Dan, on tanezumab, is the outlook any more hopeful than the optics of the AdCom vote? And can you comment on where pain fits into your overall R&D priority list at this point?

Daniel Skovronsky

Analyst

Sure. Gregg, thanks for the question. Pain is still a really important unmet medical need. Clearly, the regulatory bar is high here in terms of safety. And we saw that from the Tanezumab Advisory Committee meeting, which was a pretty decisive outcome there and one that we were disappointed in.

Kevin Hern

Analyst

Thanks, Dan. Gregg, thanks for your question. Back to Dave for the close.

David Ricks

Analyst

Okay. Thanks, Kevin.

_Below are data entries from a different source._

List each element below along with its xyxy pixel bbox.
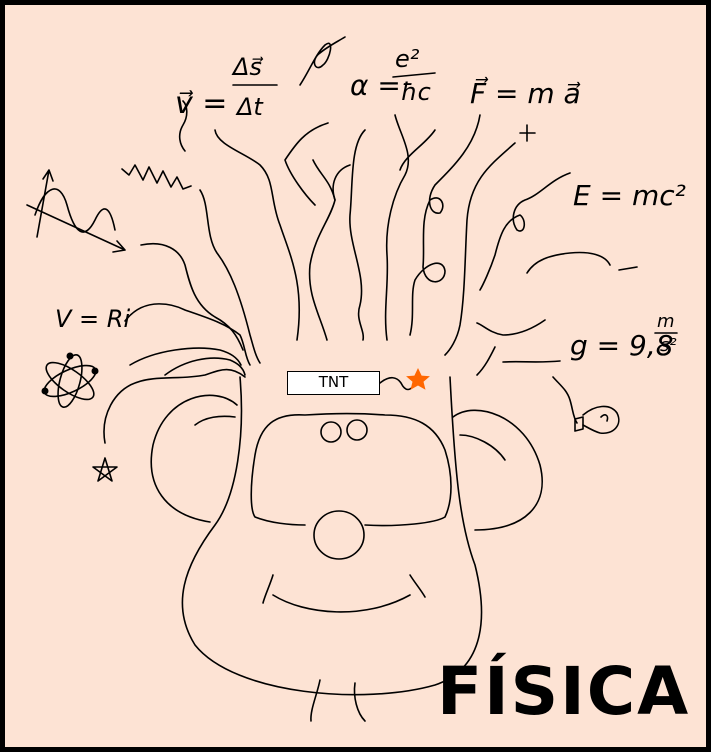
fraction-bar-alpha [392,72,436,78]
hair-strand [618,266,638,271]
left-ear-inner [194,415,236,426]
hair-strand [526,251,611,274]
formula-velocity-num: Δs⃗ [231,53,264,81]
tnt-label: TNT [287,371,380,395]
hair-strand [199,189,261,364]
left-eye [320,421,342,443]
spring-icon [121,164,192,190]
formula-velocity-lhs: v⃗ = [175,86,227,121]
hair-strand [103,368,246,444]
hair-strand [129,347,242,366]
formula-gravity: g = 9,8 [570,329,674,362]
right-cheek [409,574,426,598]
squiggle-icon [178,100,188,152]
formula-ohm: V = Ri [55,305,130,333]
formula-alpha-num: e² [395,45,420,73]
formula-velocity-den: Δt [235,93,264,121]
head-outline [181,376,483,696]
hair-strand [349,129,366,341]
star-icon [406,368,430,390]
light-bulb-icon [574,405,620,435]
formula-alpha-den: ħc [401,78,431,106]
sine-wave-icon [26,169,126,253]
formula-gravity-unit-num: m [657,311,675,332]
formula-energy: E = mc² [573,179,686,212]
left-ear [150,394,238,523]
formula-force: F⃗ = m a⃗ [470,76,581,110]
hair-strand [308,159,336,341]
hair-strand [409,114,481,336]
hair-strand [552,376,578,424]
neck-right [353,682,366,722]
nose [313,510,365,560]
hair-strand [140,243,244,351]
page-title: FÍSICA [437,653,691,730]
right-ear [452,409,543,531]
hair-strand [502,360,561,363]
hair-strand [399,129,436,171]
hair-strand [476,346,496,376]
hair-strand [124,303,251,366]
formula-alpha-lhs: α = [350,69,401,102]
hair-strand [444,142,516,356]
right-eye [346,419,368,441]
formula-gravity-unit-den: s² [660,335,677,356]
smile [272,594,411,613]
hair-strand [332,164,351,201]
pentagram-icon [92,457,118,482]
left-cheek [262,574,274,604]
hair-strand [479,172,571,291]
drawing-canvas: v⃗ = Δs⃗ Δt α = e² ħc F⃗ = m a⃗ E = mc² … [26,36,686,722]
head [150,376,543,722]
right-ear-inner [459,434,506,461]
hair-strand [476,319,546,336]
wave-squiggle-icon [299,36,346,86]
hair-strand [384,114,410,341]
neck-left [310,679,321,722]
hair-strand [164,357,246,376]
face-mask [250,412,452,527]
formulas: v⃗ = Δs⃗ Δt α = e² ħc F⃗ = m a⃗ E = mc² … [55,45,686,362]
hair-strand [284,122,329,206]
hair-strand [214,129,301,341]
plus-sign-icon [519,124,536,142]
atom-icon [41,352,99,409]
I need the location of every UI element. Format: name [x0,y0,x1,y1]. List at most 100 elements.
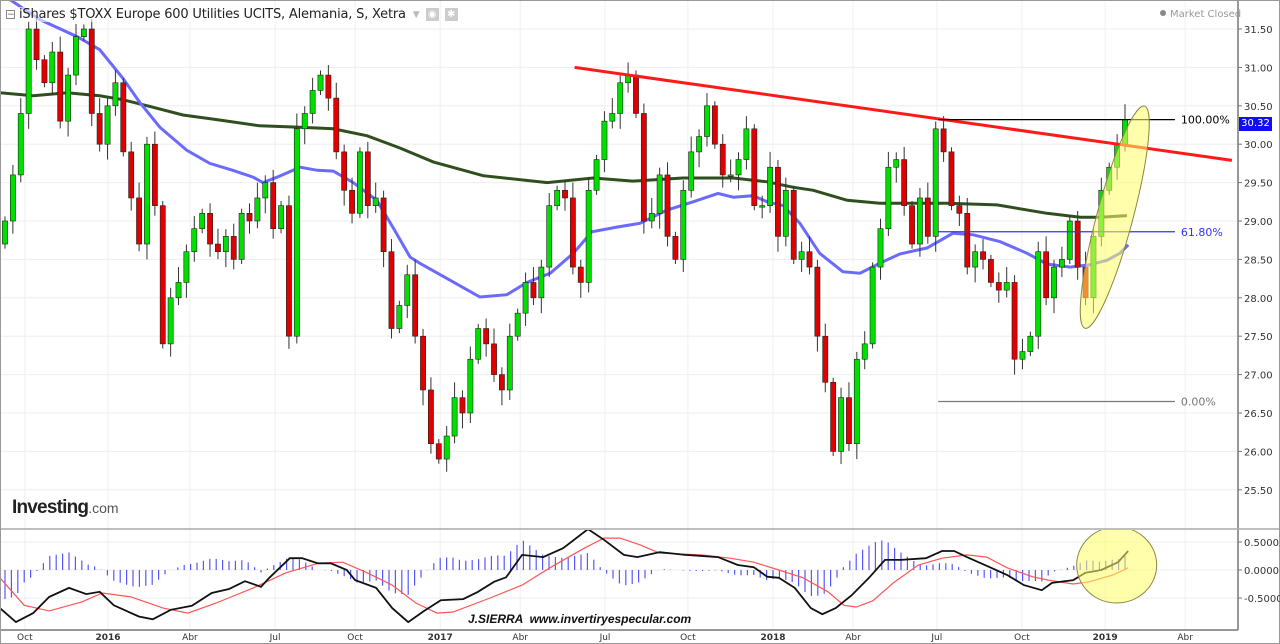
time-tick-label: Jul [930,633,942,643]
candle-body [483,328,490,345]
candle-body [112,82,119,107]
candle-body [759,205,766,208]
candle-body [767,166,773,206]
candle-body [538,266,545,299]
market-status-label: Market Closed [1170,9,1242,20]
candle-body [924,197,931,237]
time-tick-label: 2018 [760,633,785,643]
candle-body [775,166,781,237]
candle-body [743,128,750,160]
time-tick-label: Oct [680,633,696,643]
macd-signal-line [0,537,1129,614]
minus-box-icon[interactable]: − [6,10,15,20]
candle-body [73,36,79,76]
candle-body [554,189,561,206]
candle-body [656,174,663,214]
candle-body [325,74,332,99]
candle-body [988,259,994,283]
fib-level-label: 0.00% [1181,395,1216,408]
candle-body [846,397,852,445]
candle-body [727,174,734,177]
time-tick-label: 2019 [1093,633,1118,643]
candle-body [964,213,971,268]
candle-body [704,105,710,137]
candle-body [1011,282,1018,360]
candle-body [633,74,639,114]
candle-body [514,312,521,337]
candle-body [522,282,529,314]
candle-body [1051,266,1057,299]
macd-highlight-circle [1076,530,1158,604]
investing-logo: Investing.com [12,497,119,519]
candle-body [96,113,103,145]
time-tick-label: Abr [1177,633,1193,643]
candle-body [751,128,758,206]
candle-body [372,197,379,206]
candle-body [57,51,64,122]
price-tick-label: 31.00 [1244,63,1273,74]
candle-body [333,97,340,153]
candle-body [396,305,403,329]
candle-body [159,205,166,345]
chart-header: − iShares $TOXX Europe 600 Utilities UCI… [6,7,458,22]
candle-body [569,197,576,268]
candle-body [672,236,679,260]
candle-body [49,51,56,84]
candle-body [144,143,150,245]
candle-body [207,213,213,245]
candle-body [167,297,174,345]
candle-body [435,443,442,460]
last-price-label: 30.32 [1239,117,1272,131]
candle-body [428,389,434,445]
candle-body [593,159,600,191]
candle-body [664,174,671,237]
candle-body [530,282,537,299]
candle-body [364,151,371,206]
candle-body [65,74,71,122]
time-tick-label: Jul [599,633,611,643]
candle-body [1035,251,1042,337]
price-tick-label: 28.50 [1244,255,1273,266]
caret-down-icon[interactable]: ▼ [412,9,420,20]
candle-body [286,205,292,337]
candle-body [577,266,584,283]
price-tick-label: 28.00 [1244,294,1273,305]
candle-body [1027,335,1034,352]
candle-body [648,213,655,222]
candle-body [601,120,608,160]
candle-body [459,397,466,414]
candle-body [790,189,797,260]
moving-average-fast [9,0,1130,299]
time-tick-label: Abr [182,633,198,643]
candle-body [861,343,868,360]
candle-body [17,113,24,176]
gear-icon[interactable]: ✱ [444,8,458,21]
price-tick-label: 31.50 [1244,25,1273,36]
settings-circle-icon[interactable]: ◉ [425,8,439,21]
candle-body [735,159,742,176]
candle-body [980,251,986,260]
candle-body [972,251,979,268]
candle-body [814,266,821,337]
candle-body [238,213,245,260]
candle-body [230,236,237,260]
candle-body [136,197,142,245]
price-tick-label: 29.50 [1244,179,1273,190]
candle-body [719,143,726,176]
candle-body [617,82,624,114]
candle-body [270,182,277,229]
candle-body [412,274,419,337]
author-signature: J.SIERRA www.invertiryespecular.com [468,612,692,626]
candle-body [885,166,892,229]
candle-body [640,113,647,222]
candle-body [956,205,963,214]
candle-body [80,28,87,37]
logo-suffix: .com [88,500,119,516]
candle-body [120,82,127,153]
price-tick-label: 26.00 [1244,447,1273,458]
time-tick-label: 2016 [96,633,121,643]
candle-body [869,266,876,345]
candle-body [420,335,426,391]
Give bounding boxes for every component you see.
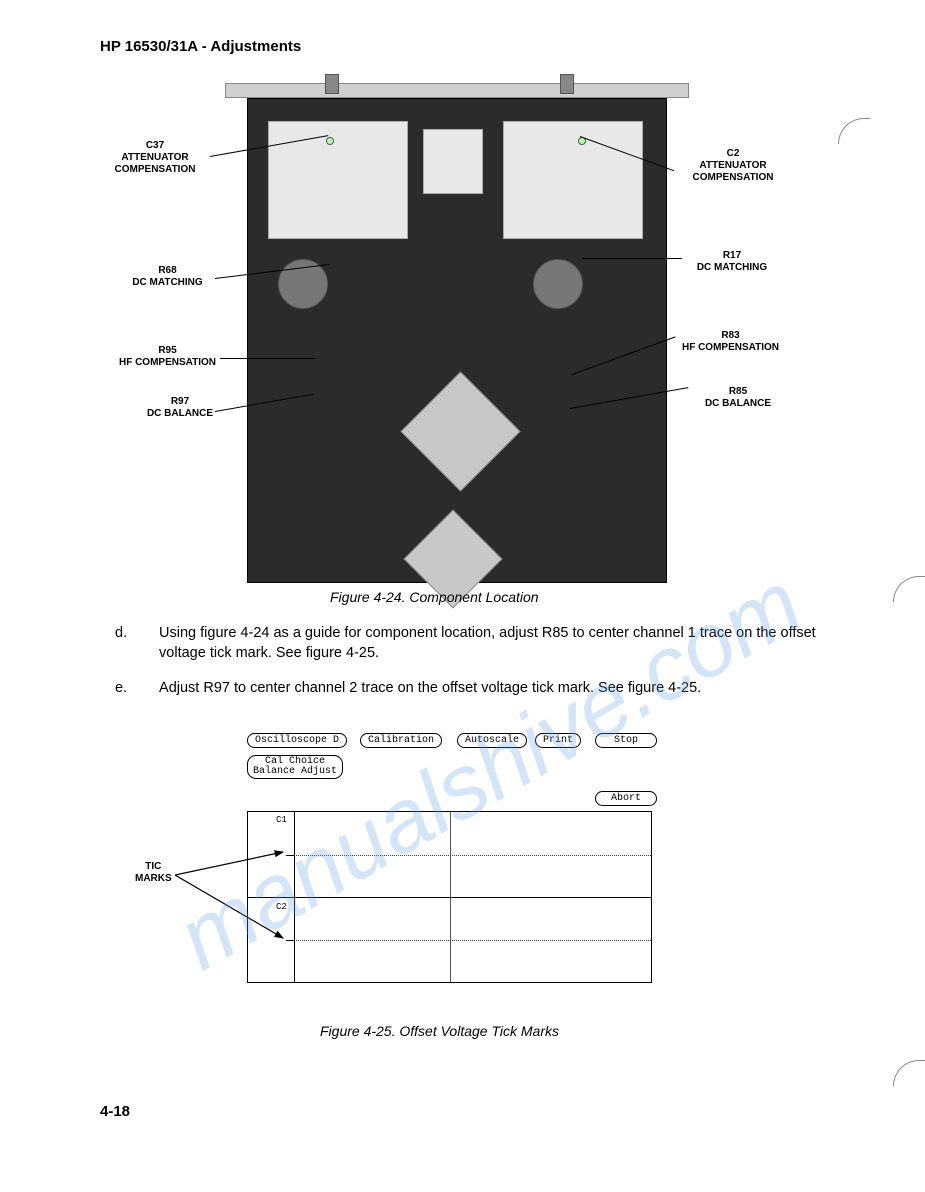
label-ref: R83	[721, 330, 739, 341]
tic-arrows	[175, 840, 290, 950]
label-desc: DC BALANCE	[147, 408, 213, 419]
cal-choice-button: Cal Choice Balance Adjust	[247, 755, 343, 779]
label-ref: R95	[158, 345, 176, 356]
tic-marks-label: TIC MARKS	[135, 861, 172, 885]
callout-line	[582, 258, 682, 259]
abort-button: Abort	[595, 791, 657, 806]
channel-1-label: C1	[276, 815, 287, 825]
label-ref: R85	[729, 386, 747, 397]
callout-line	[220, 358, 315, 359]
label-desc: HF COMPENSATION	[119, 357, 216, 368]
label-ref: C2	[727, 148, 740, 159]
figure-4-25-caption: Figure 4-25. Offset Voltage Tick Marks	[320, 1023, 559, 1039]
scope-trace-c1	[294, 855, 651, 856]
label-ref: C37	[146, 140, 164, 151]
label-ref: R17	[723, 250, 741, 261]
scope-trace-c2	[294, 940, 651, 941]
autoscale-button: Autoscale	[457, 733, 527, 748]
print-button: Print	[535, 733, 581, 748]
label-r17: R17 DC MATCHING	[682, 250, 782, 274]
punch-mark	[838, 118, 870, 144]
punch-mark	[893, 576, 925, 602]
label-r95: R95 HF COMPENSATION	[115, 345, 220, 369]
instruction-d: d. Using figure 4-24 as a guide for comp…	[115, 623, 855, 664]
cal-choice-line2: Balance Adjust	[253, 766, 337, 777]
label-c2: C2 ATTENUATOR COMPENSATION	[678, 148, 788, 184]
punch-mark	[893, 1060, 925, 1086]
pcb-board	[247, 98, 667, 583]
label-desc: DC MATCHING	[697, 262, 767, 273]
label-r85: R85 DC BALANCE	[688, 386, 788, 410]
scope-display: C1 C2	[247, 811, 652, 983]
label-desc: HF COMPENSATION	[682, 342, 779, 353]
page-number: 4-18	[100, 1103, 130, 1120]
pcb-attenuator-block-left	[268, 121, 408, 239]
bnc-connector	[560, 74, 574, 94]
label-r68: R68 DC MATCHING	[120, 265, 215, 289]
instruction-letter: d.	[115, 623, 155, 643]
label-desc: DC MATCHING	[132, 277, 202, 288]
pcb-bracket	[225, 83, 689, 98]
label-ref: R68	[158, 265, 176, 276]
tic-marks-text: TIC MARKS	[135, 861, 172, 884]
figure-4-24: C37 ATTENUATOR COMPENSATION R68 DC MATCH…	[100, 78, 870, 608]
pcb-attenuator-block-right	[503, 121, 643, 239]
label-desc: ATTENUATOR COMPENSATION	[115, 152, 196, 175]
page-header: HP 16530/31A - Adjustments	[100, 38, 301, 55]
figure-4-24-caption: Figure 4-24. Component Location	[330, 589, 539, 605]
instruction-text: Using figure 4-24 as a guide for compone…	[159, 623, 849, 664]
adj-c37	[326, 137, 334, 145]
pcb-capacitor	[533, 259, 583, 309]
pcb-center-component	[423, 129, 483, 194]
calibration-button: Calibration	[360, 733, 442, 748]
label-desc: ATTENUATOR COMPENSATION	[693, 160, 774, 183]
bnc-connector	[325, 74, 339, 94]
instruction-letter: e.	[115, 678, 155, 698]
stop-button: Stop	[595, 733, 657, 748]
label-r83: R83 HF COMPENSATION	[678, 330, 783, 354]
label-ref: R97	[171, 396, 189, 407]
label-desc: DC BALANCE	[705, 398, 771, 409]
label-r97: R97 DC BALANCE	[130, 396, 230, 420]
pcb-chip	[400, 371, 520, 491]
figure-4-25: Oscilloscope D Calibration Autoscale Pri…	[135, 725, 675, 995]
scope-mid-divider	[248, 897, 651, 898]
instruction-text: Adjust R97 to center channel 2 trace on …	[159, 678, 849, 698]
instruction-e: e. Adjust R97 to center channel 2 trace …	[115, 678, 855, 698]
label-c37: C37 ATTENUATOR COMPENSATION	[100, 140, 210, 176]
osc-button: Oscilloscope D	[247, 733, 347, 748]
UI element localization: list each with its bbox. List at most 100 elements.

We appreciate your participation in today's call and your interest in Eli Lilly and Company. 2021 has been -- has begun with good momentum in our underlying business. We remain focused on executing our innovation-based strategy to bring new medicines to patients and create value for all our stakeholders. As we continue to scale our diverse commercial portfolio, complemented by a pipeline of industry-leading opportunities, we believe Lilly continues to be a compelling investment. Thanks again for dialing in today. Please follow up with our IR team if you have any questions we have not addressed on today's call. Hope everyone has a great day.

Operator

Operator

Thank you. Ladies and gentlemen, that does conclude our conference for today. We thank you for your participation and for using AT&T Event Conferencing Service. You may now disconnect.